Second, the matter contested in the second action must have been resolved or could have been resolved in the first action. As recently explained by the Michigan Supreme Court in Sewell, “Michigan courts have broadly applied the doctrine of res judicata. They have barred, not only claims already litigated, but every claim arising from the same transaction that the parties, exercising reasonable diligence, could have raised but did not.” Sewell, 463 Mich. at 575, 621 N.W.2d 222. In the prior action, the issue of whether R & W breached the lease agreement by locking Plaintiffs out was or could have been resolved. It appears that this claim was raised and may have been considered in the prior action, as the claim was included in the motion to set aside the default judgment. Furthermore, even if this claim was not considered by the court in the prior litigation, the claim is still barred because it could have been litigated in the initial action.

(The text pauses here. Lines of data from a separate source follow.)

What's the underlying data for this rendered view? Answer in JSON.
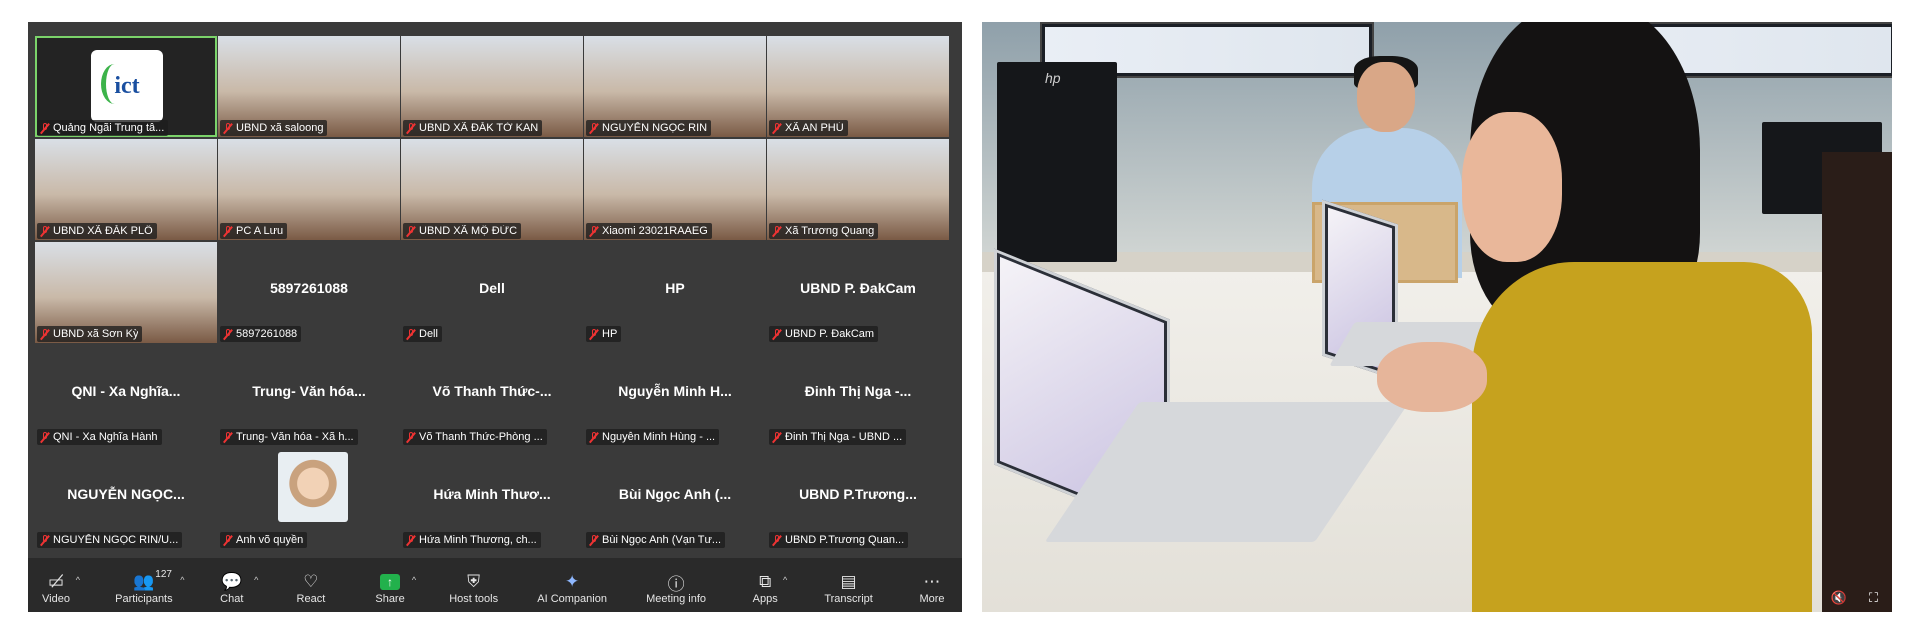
{
  "participants": [
    {
      "kind": "logo",
      "logo_text": "ict",
      "label": "Quảng Ngãi Trung tâ...",
      "active": true
    },
    {
      "kind": "video",
      "label": "UBND xã saloong"
    },
    {
      "kind": "video",
      "label": "UBND XÃ ĐĂK TỜ KAN"
    },
    {
      "kind": "video",
      "label": "NGUYỄN NGỌC RIN"
    },
    {
      "kind": "video",
      "label": "XÃ AN PHÚ"
    },
    {
      "kind": "video",
      "label": "UBND XÃ ĐĂK PLÔ"
    },
    {
      "kind": "video",
      "label": "PC A Lưu"
    },
    {
      "kind": "video",
      "label": "UBND XÃ MỘ ĐỨC"
    },
    {
      "kind": "video",
      "label": "Xiaomi 23021RAAEG"
    },
    {
      "kind": "video",
      "label": "Xã Trương Quang"
    },
    {
      "kind": "video",
      "label": "UBND xã Sơn Kỳ"
    },
    {
      "kind": "name",
      "display": "5897261088",
      "label": "5897261088"
    },
    {
      "kind": "name",
      "display": "Dell",
      "label": "Dell"
    },
    {
      "kind": "name",
      "display": "HP",
      "label": "HP"
    },
    {
      "kind": "name",
      "display": "UBND P. ĐakCam",
      "label": "UBND P. ĐakCam"
    },
    {
      "kind": "name",
      "display": "QNI - Xa Nghĩa...",
      "label": "QNI - Xa Nghĩa Hành"
    },
    {
      "kind": "name",
      "display": "Trung- Văn hóa...",
      "label": "Trung- Văn hóa - Xã h..."
    },
    {
      "kind": "name",
      "display": "Võ Thanh Thức-...",
      "label": "Võ Thanh Thức-Phòng ..."
    },
    {
      "kind": "name",
      "display": "Nguyễn Minh H...",
      "label": "Nguyễn Minh Hùng - ..."
    },
    {
      "kind": "name",
      "display": "Đinh Thị Nga -...",
      "label": "Đinh Thị Nga - UBND ..."
    },
    {
      "kind": "name",
      "display": "NGUYỄN NGỌC...",
      "label": "NGUYỄN NGỌC RIN/U..."
    },
    {
      "kind": "avatar",
      "label": "Anh võ quyền"
    },
    {
      "kind": "name",
      "display": "Hứa Minh Thươ...",
      "label": "Hứa Minh Thương, ch..."
    },
    {
      "kind": "name",
      "display": "Bùi Ngọc Anh (...",
      "label": "Bùi Ngọc Anh (Vạn Tư..."
    },
    {
      "kind": "name",
      "display": "UBND P.Trương...",
      "label": "UBND P.Trương Quan..."
    }
  ],
  "toolbar": {
    "video": "Video",
    "participants": "Participants",
    "participants_count": "127",
    "chat": "Chat",
    "react": "React",
    "share": "Share",
    "host_tools": "Host tools",
    "ai_companion": "AI Companion",
    "meeting_info": "Meeting info",
    "apps": "Apps",
    "transcript": "Transcript",
    "more": "More"
  },
  "colors": {
    "window_bg": "#3a3a3a",
    "toolbar_bg": "#2a2a2a",
    "active_speaker": "#7bd36a",
    "muted_mic": "#ee3333",
    "share_green": "#22b14c"
  },
  "photo": {
    "brand_logo": "hp"
  }
}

The final element that must be satisfied is that both actions involve the same parties or their privies. In the prior action, R & W brought suit against Corktown, Benschoter and Wilson. Plaintiffs current claim in this action involves those same parties.

Accordingly, Plaintiffs’ claim that R & W breached the lease agreement is barred by the doctrine of res judicata.

Conclusion

For the reasons set forth above, Defendants’ motion to dismiss shall be granted in part, and denied in part.

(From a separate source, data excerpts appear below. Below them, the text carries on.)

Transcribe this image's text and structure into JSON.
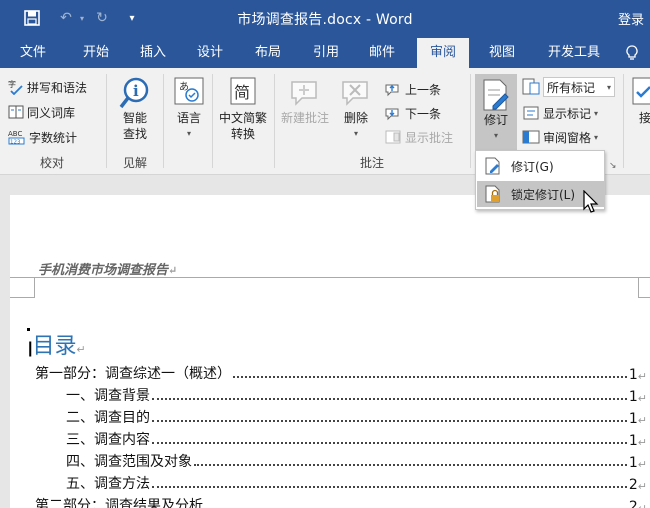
{
  "titlebar": {
    "title": "市场调查报告.docx - Word",
    "login": "登录"
  },
  "tabs": [
    {
      "label": "文件"
    },
    {
      "label": "开始"
    },
    {
      "label": "插入"
    },
    {
      "label": "设计"
    },
    {
      "label": "布局"
    },
    {
      "label": "引用"
    },
    {
      "label": "邮件"
    },
    {
      "label": "审阅"
    },
    {
      "label": "视图"
    },
    {
      "label": "开发工具"
    }
  ],
  "ribbon": {
    "proofing": {
      "spelling": "拼写和语法",
      "thesaurus": "同义词库",
      "wordcount": "字数统计",
      "group_label": "校对"
    },
    "insights": {
      "smart_lookup_line1": "智能",
      "smart_lookup_line2": "查找",
      "group_label": "见解"
    },
    "language": {
      "label": "语言"
    },
    "chinese": {
      "line1": "中文简繁",
      "line2": "转换"
    },
    "comments": {
      "new_comment": "新建批注",
      "delete": "删除",
      "previous": "上一条",
      "next": "下一条",
      "show_comments": "显示批注",
      "group_label": "批注"
    },
    "tracking": {
      "track_changes": "修订",
      "all_markup": "所有标记",
      "show_markup": "显示标记",
      "reviewing_pane": "审阅窗格"
    },
    "accept_partial": "接"
  },
  "menu": {
    "items": [
      {
        "label": "修订(G)"
      },
      {
        "label": "锁定修订(L)"
      }
    ]
  },
  "document": {
    "header_text": "手机消费市场调查报告",
    "toc_heading": "目录",
    "toc": [
      {
        "text": "第一部分：调查综述一（概述）",
        "page": "1"
      },
      {
        "text": "一、调查背景",
        "page": "1"
      },
      {
        "text": "二、调查目的",
        "page": "1"
      },
      {
        "text": "三、调查内容",
        "page": "1"
      },
      {
        "text": "四、调查范围及对象",
        "page": "1"
      },
      {
        "text": "五、调查方法",
        "page": "2"
      },
      {
        "text": "第二部分：调查结果及分析",
        "page": "2"
      }
    ]
  },
  "colors": {
    "title_bar": "#2b579a",
    "ribbon": "#f1f1f1",
    "heading_blue": "#2e74b5"
  }
}
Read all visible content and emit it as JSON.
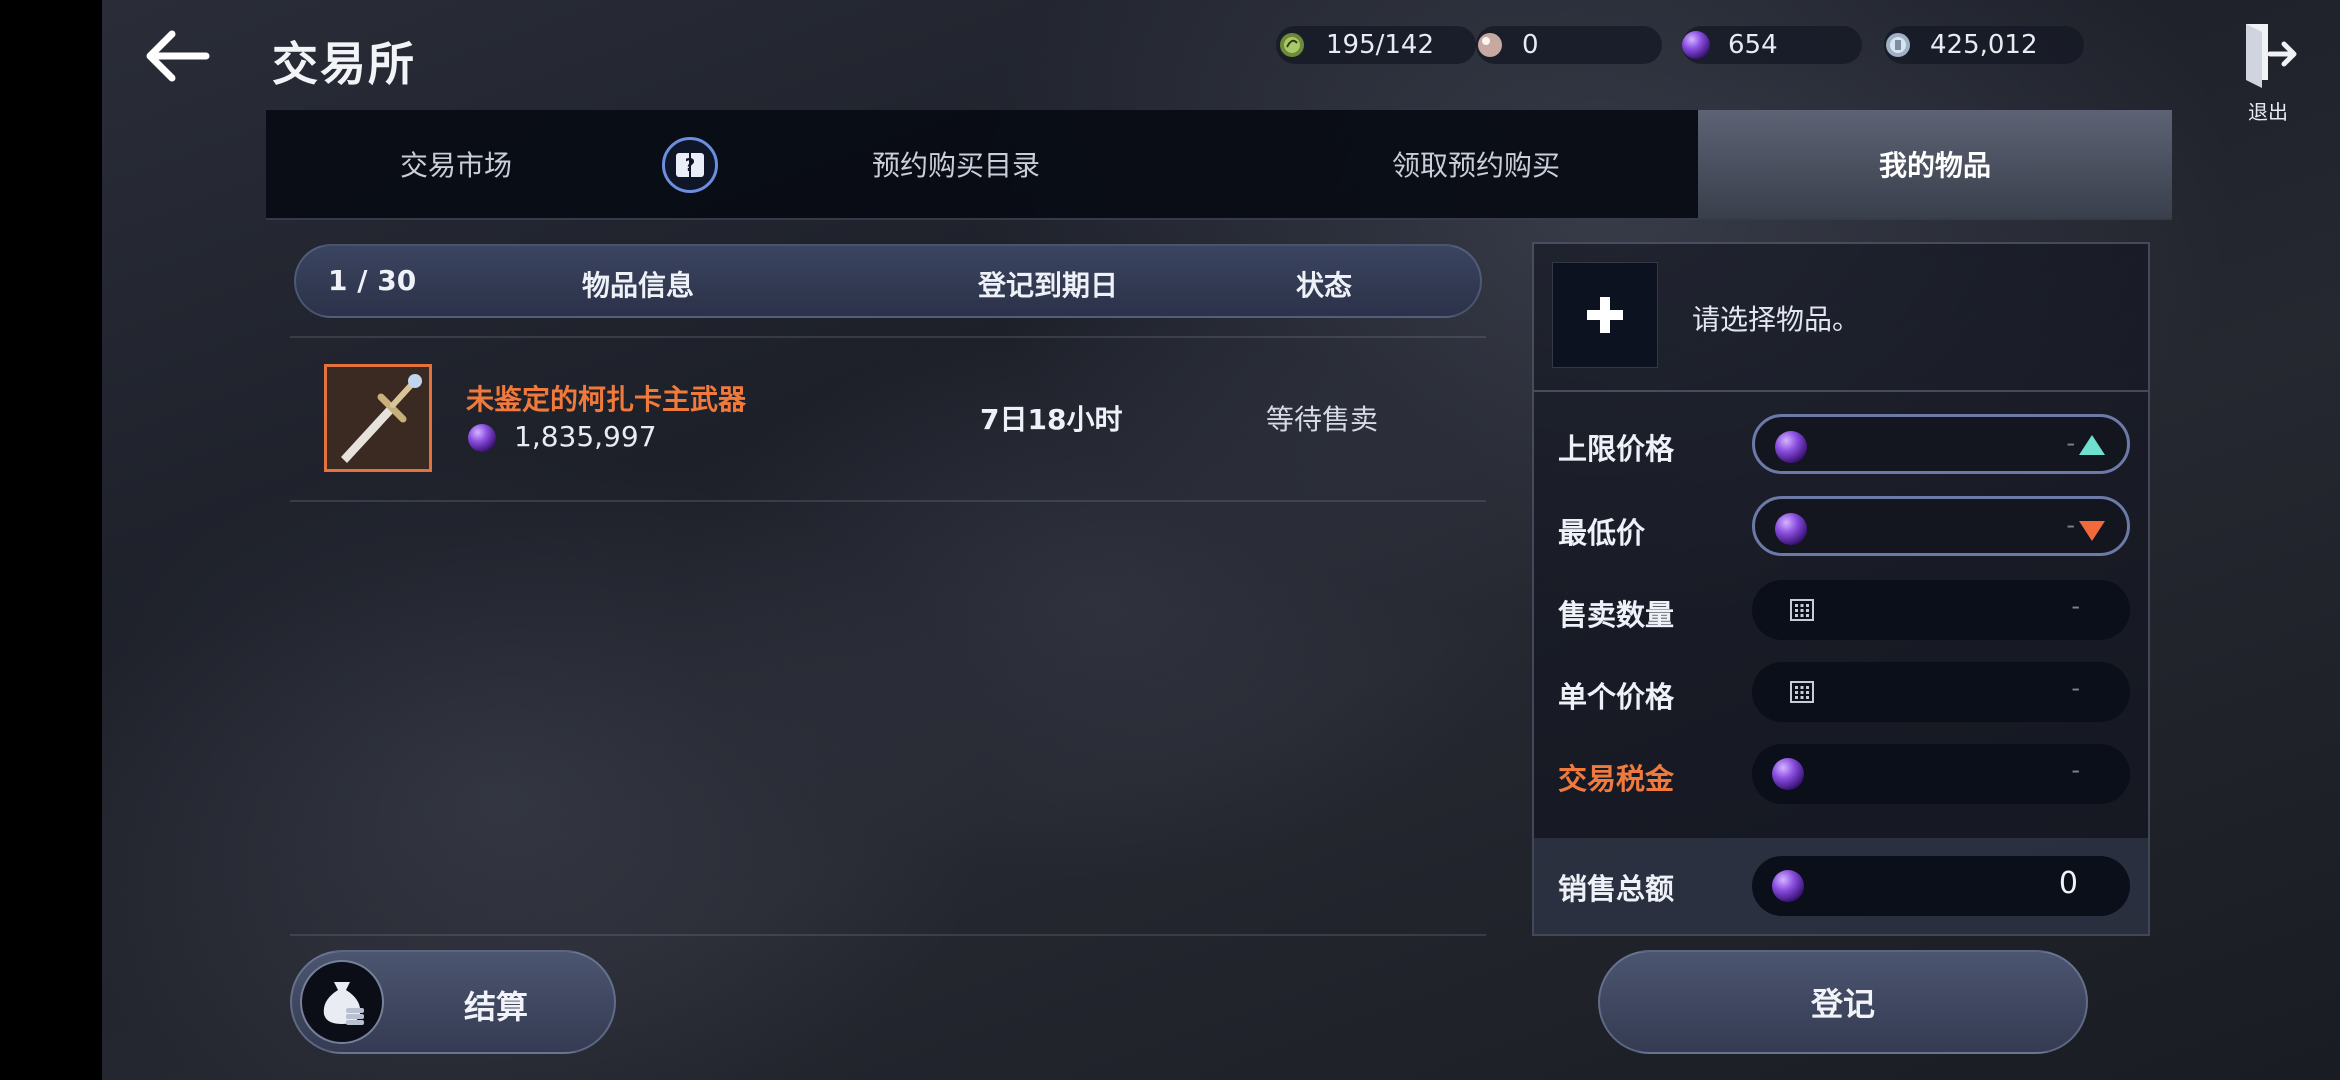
{
  "header": {
    "title": "交易所",
    "exit_label": "退出"
  },
  "currencies": [
    {
      "icon": "leaf-energy-icon",
      "value": "195/142"
    },
    {
      "icon": "pearl-icon",
      "value": "0"
    },
    {
      "icon": "purple-gem-icon",
      "value": "654"
    },
    {
      "icon": "silver-coin-icon",
      "value": "425,012"
    }
  ],
  "tabs": [
    {
      "label": "交易市场"
    },
    {
      "label": "预约购买目录"
    },
    {
      "label": "领取预约购买"
    },
    {
      "label": "我的物品"
    }
  ],
  "list": {
    "count": "1 / 30",
    "col_info": "物品信息",
    "col_expiry": "登记到期日",
    "col_status": "状态",
    "items": [
      {
        "name": "未鉴定的柯扎卡主武器",
        "price": "1,835,997",
        "expiry": "7日18小时",
        "status": "等待售卖"
      }
    ]
  },
  "panel": {
    "select_hint": "请选择物品。",
    "max_price_label": "上限价格",
    "min_price_label": "最低价",
    "quantity_label": "售卖数量",
    "unit_price_label": "单个价格",
    "tax_label": "交易税金",
    "total_label": "销售总额",
    "placeholder_dash": "-",
    "total_value": "0"
  },
  "buttons": {
    "settle": "结算",
    "register": "登记"
  },
  "colors": {
    "accent_orange": "#f07a3c",
    "teal_up": "#6fe0cf",
    "orange_down": "#f06a3c"
  }
}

As Plaintiffs Benschoter and Wilson have not established that they have standing to bring this action, they shall be dismissed from this action. In addition, the claim asserted under Mich. Comp. Laws § 600.2918 shall be dismissed, as the claim was not filed within the statute’s period of limitations. The claim that Defendant R & W breached the lease agreement shall also be dismissed, as it is barred under the doctrine of Res Judicata.

Defendants’ motion to dismiss shall be denied in all other respects. Therefore, the only claims that remain in this action are Plaintiff Corktown’s RICO claim and fraudulent conversion of property claim.

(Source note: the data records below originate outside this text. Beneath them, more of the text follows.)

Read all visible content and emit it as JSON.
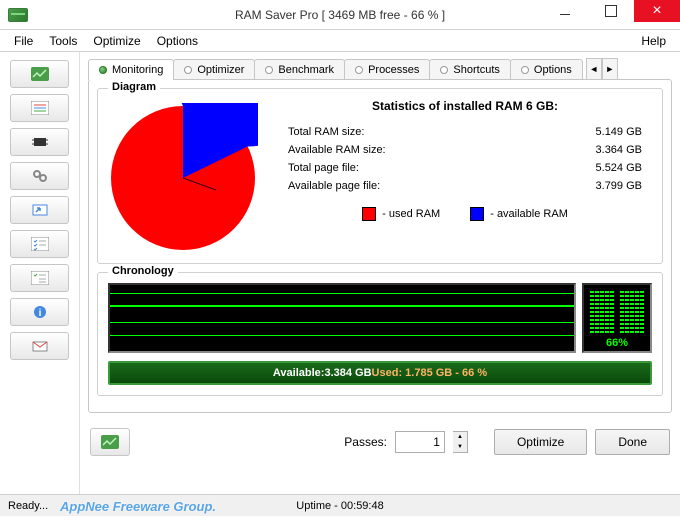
{
  "window": {
    "title": "RAM Saver Pro [ 3469 MB free - 66 % ]"
  },
  "menu": {
    "file": "File",
    "tools": "Tools",
    "optimize": "Optimize",
    "options": "Options",
    "help": "Help"
  },
  "tabs": {
    "monitoring": "Monitoring",
    "optimizer": "Optimizer",
    "benchmark": "Benchmark",
    "processes": "Processes",
    "shortcuts": "Shortcuts",
    "options": "Options"
  },
  "diagram": {
    "label": "Diagram",
    "stats_title": "Statistics of installed RAM 6 GB:",
    "rows": {
      "total_ram": {
        "label": "Total RAM size:",
        "value": "5.149 GB"
      },
      "avail_ram": {
        "label": "Available RAM size:",
        "value": "3.364 GB"
      },
      "total_page": {
        "label": "Total page file:",
        "value": "5.524 GB"
      },
      "avail_page": {
        "label": "Available page file:",
        "value": "3.799 GB"
      }
    },
    "legend": {
      "used": "- used RAM",
      "avail": "- available RAM"
    }
  },
  "chronology": {
    "label": "Chronology",
    "percent": "66%"
  },
  "avail_bar": {
    "avail_label": "Available: ",
    "avail_value": "3.384 GB",
    "used_label": "  Used: ",
    "used_value": "1.785 GB - 66 %"
  },
  "bottom": {
    "passes_label": "Passes:",
    "passes_value": "1",
    "optimize": "Optimize",
    "done": "Done"
  },
  "status": {
    "ready": "Ready...",
    "watermark": "AppNee Freeware Group.",
    "uptime": "Uptime - 00:59:48"
  },
  "colors": {
    "used": "#ff0000",
    "avail": "#0000ff"
  },
  "chart_data": {
    "type": "pie",
    "title": "Statistics of installed RAM 6 GB:",
    "series": [
      {
        "name": "used RAM",
        "value": 1.785,
        "color": "#ff0000"
      },
      {
        "name": "available RAM",
        "value": 3.364,
        "color": "#0000ff"
      }
    ],
    "unit": "GB",
    "percent_available": 66
  }
}
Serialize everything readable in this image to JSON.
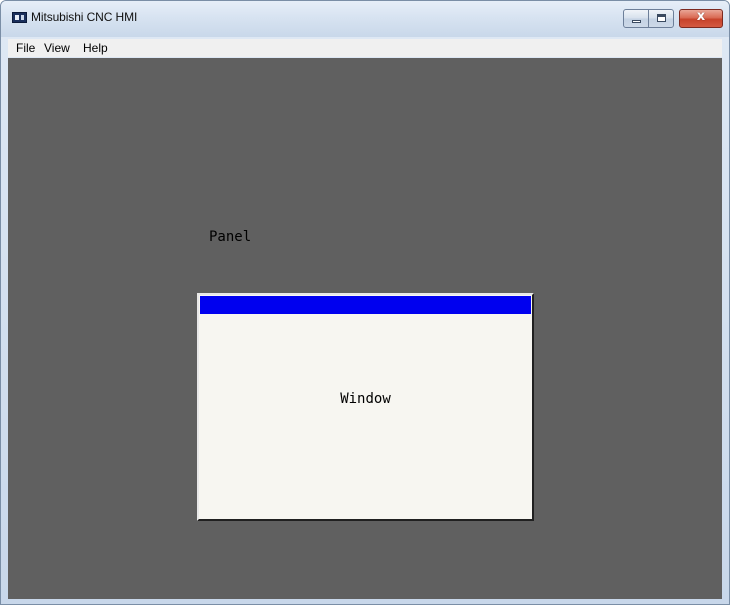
{
  "window": {
    "title": "Mitsubishi CNC HMI",
    "close_glyph": "x"
  },
  "menu": {
    "items": [
      {
        "label": "File"
      },
      {
        "label": "View"
      },
      {
        "label": "Help"
      }
    ]
  },
  "client": {
    "background_color": "#606060",
    "panel_label": "Panel",
    "sub_window": {
      "label": "Window",
      "titlebar_color": "#0000ef",
      "body_color": "#f7f6f1"
    }
  },
  "icons": {
    "app": "app-icon",
    "minimize": "minimize-icon",
    "maximize": "maximize-icon",
    "close": "close-icon"
  }
}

An Order consistent with this Opinion shall issue forthwith. 
      
      . Apparently, Plaintiffs had previously borrowed $210,000.00 from Defendant Phil S. Willis. (See. Second Am. Compl. H 27).
     
      
      . Rule 10(b) provides that “[a]ll averment of claim or defense shall be made in numbered paragraphs.” Fed. R. Civ. P. 10(b).
     
      
      . Rule 5.1(a) provides that all papers filed with the court must have the pages numbered consecutively. E.D. Mich L.R. 5.1(a).
     
      
      . Plaintiffs, who admit that their "First Amended Complaint" was not in compliance with the above rules, filed a motion to amend their complaint on March 30, 2001, which this Court granted. Plaintiff's Second Amended Complaint is in compliance with the above rules.
     
      
      . Although it is not mentioned in their complaint, in their Response, Plaintiffs also contend that they "have a direct claim under federal law that being 18 U.S.C.A. § 1708.” (Pis.’ Resp. Br. at 5). The Court notes that 18 U.S.C. § 1708 is a criminal statute pertaining to the theft or receipt of stolen mail. However, by its terms, the statute does not provide for civil remedies. Therefore, Plaintiffs cannot bring a civil action against Defendants under 18 U.S.C. § 1708.
     
      
      . However, it is undisputed that the tenant under the lease was Corktown Pet Supply, Inc. (See Ex. 1 attached to Pis.’ Mot. to Am. Compl.) In addition, there is no claim that the inventory allegedly converted belonged to anyone other than the tenant. Furthermore, Plaintiff Benscho-ter states that "Hardy intercepted the mail of Corktown Pet Supply Inc.” (See Benschoter Aff. attached as Ex. 3 to Pis.’ Mot. to Am. Compl.).
     
      
      . Not only could Plaintiffs' claim, that R & W breached the lease by locking them out have been raised in the prior proceeding, but as a defense to R & W’s breach of contract action, it must have been raised in the earlier proceeding or is waived. See Sprague v. Buhagiar, 213 Mich. App. 310, 313, 539 N.W.2d 587 (1995) (citing M.C.R. 2.111(F)(2) and (F)(3)(a)).